It wanted a few minutes to eight when Miss Nippett fell into a peaceful doze. Mavis took this opportunity of making herself a much-needed cup of tea. Whilst she was gratefully sipping it, Miss Nippett suddenly awoke to say:
“There! There’s something I always meant to do.”
“Never mind now,” said Mavis soothingly.
“But I do. It is something to mind about—I never stood ‘Turpsichor’ a noo coat of paint.”
“Don’t worry about it.”
“I always promised I would, but kep’ putting it off an’ off, an’ now she’ll never get it from me. Poor old ’Turpsichor’!”
Miss Nippett soon forgot her neglect of “Turpsichor” and fell into a further doze.
When she next awoke, she asked:
“Would you mind drawing them curtains?”
“Like that?”
“You are good to me: reely you are.”
“Nonsense!”
“But then you ought to be: you’ve got a good man to love you an’ give you babies.”
“What is it you want?” asked Mavis sadly.
“Can you see the ’Scrubbs’?”
“The prison?”
“Yes, the ‘Scrubbs.’ Can you see ’em?”
“Yes.”
“Quite distinct?”
“Quite.”
“That’s awright.”
Miss Nippett sighed with some content.
“If ’e don’t come soon, ’e’ll be too late,” murmured Miss Nippett after an interval of seeming exhaustion.
Mavis waited with ears straining for the sound of the knocker on the front door.

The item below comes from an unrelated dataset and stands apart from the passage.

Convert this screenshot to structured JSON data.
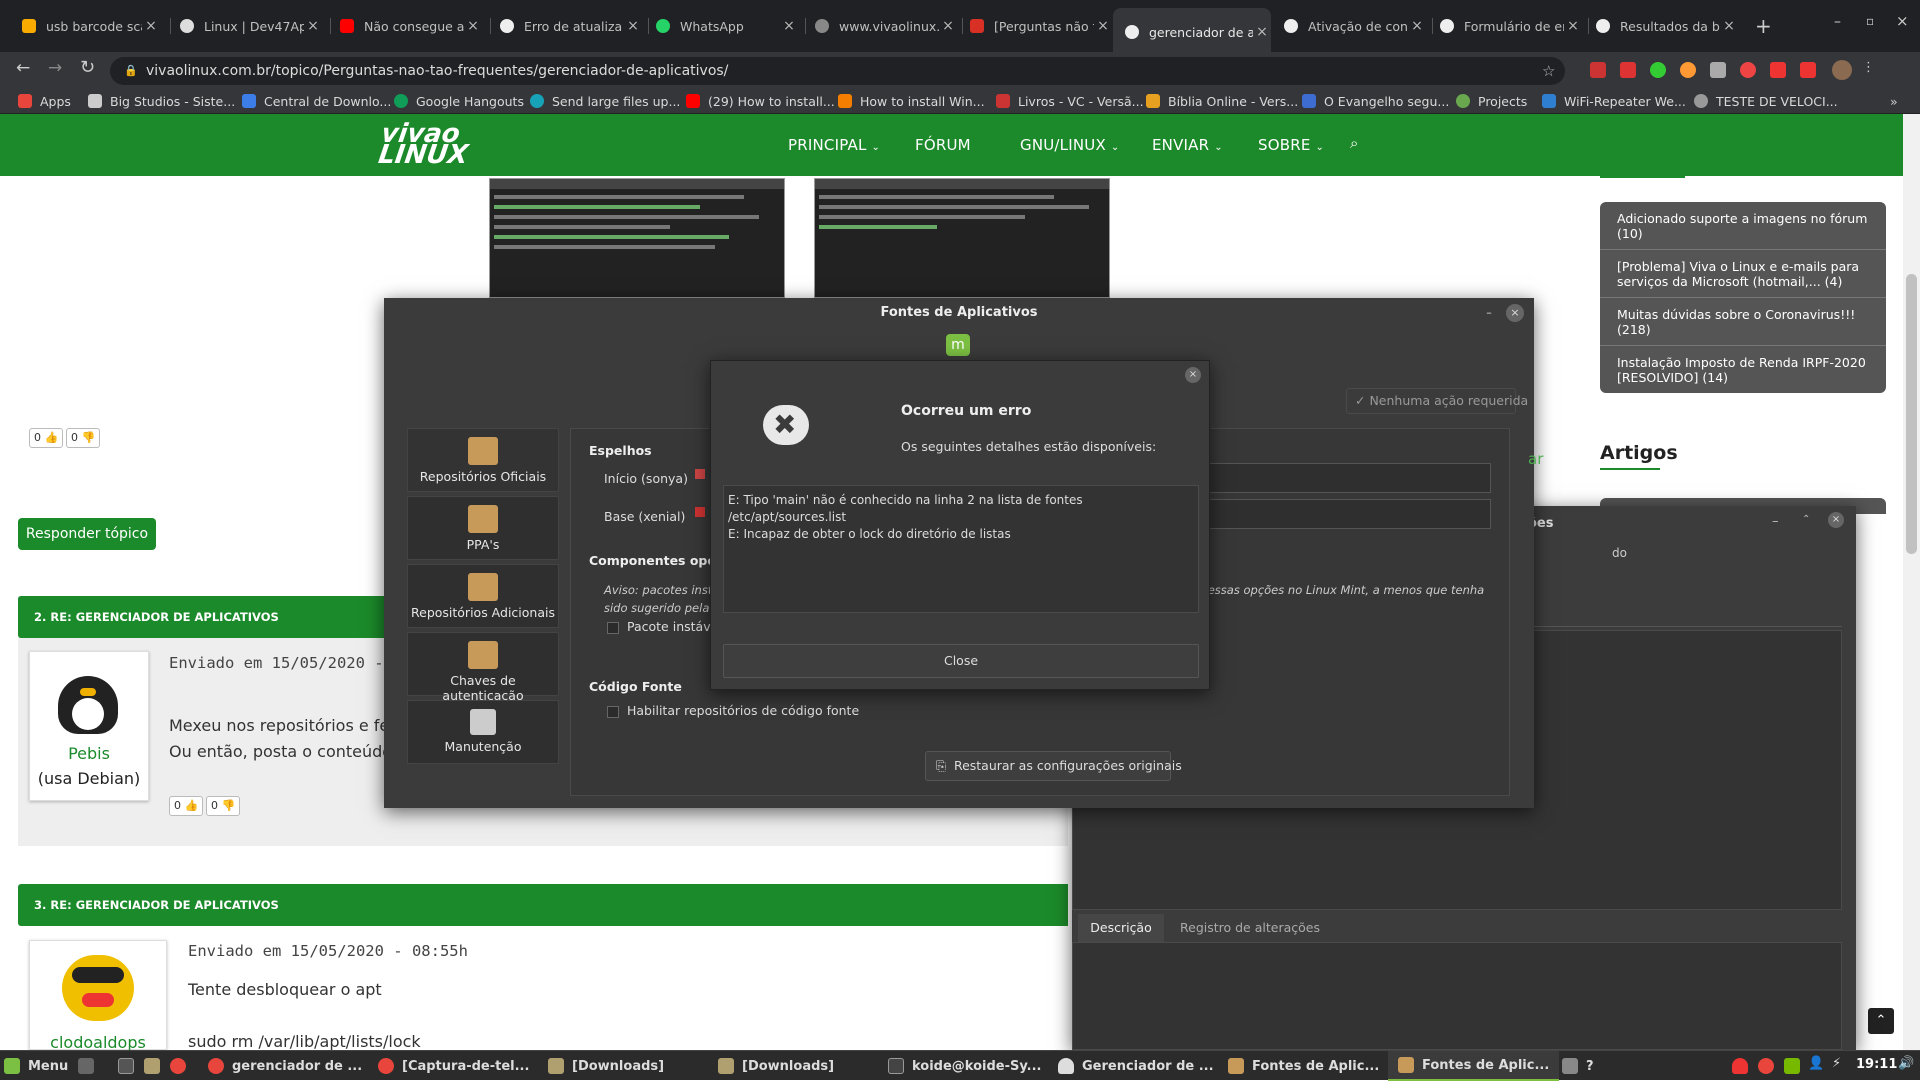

Miss Nippett lay so that her weakening eyes could watch the door of the bedroom. Now and again, Mavis addressed one or two remarks to her, but the old woman merely shook her head, as if to convey that she had neither the wish nor the strength for further speech. Mavis, with a great fear, noted the failing light in her friend’s eyes, but was convinced that, for all the weakening of the woman’s physical processes, she desired as ardently as ever a sight of Mr Poulter before she died. A few minutes later, a greyness crept into Miss Nippett’s face. Mavis repressed an inclination to fly from the room. Then, although she feared to believe the evidence of her ears, a knock was heard at the door. After what seemed an interval of centuries, she heard footsteps ascending the stairs. Mavis glanced at Miss Nippett. She was horrified to see that her friend was heedless of Mr Poulter’s possible approach. She moved quickly to the door. To her unspeakable relief, Mr Poulter stood outside. She beckoned him quickly into the room. He hastened to the bedside, where, after gazing sadly at the all but unconscious Miss Nippett, he knelt to take the woman’s wan, worn hand in his. To Mavis’s surprise, Miss Nippett’s fingers at once closed on those of Mr Poulter. As the realisation of his presence reached the dying woman’s understanding, a smile of infinite gladness spread over her face: a rare, happy smile, which, as if by magic, effaced the puckered forehead, the wasted cheeks, the long upper lip, to substitute in their stead a great contentment, such as might be possessed by one who has found a deep joy, not only after much travail, but as if, till the last moment, the longed-for bliss had all but been denied. The wan fingers grasped tighter and tighter; the smile faded a little before becoming fixed.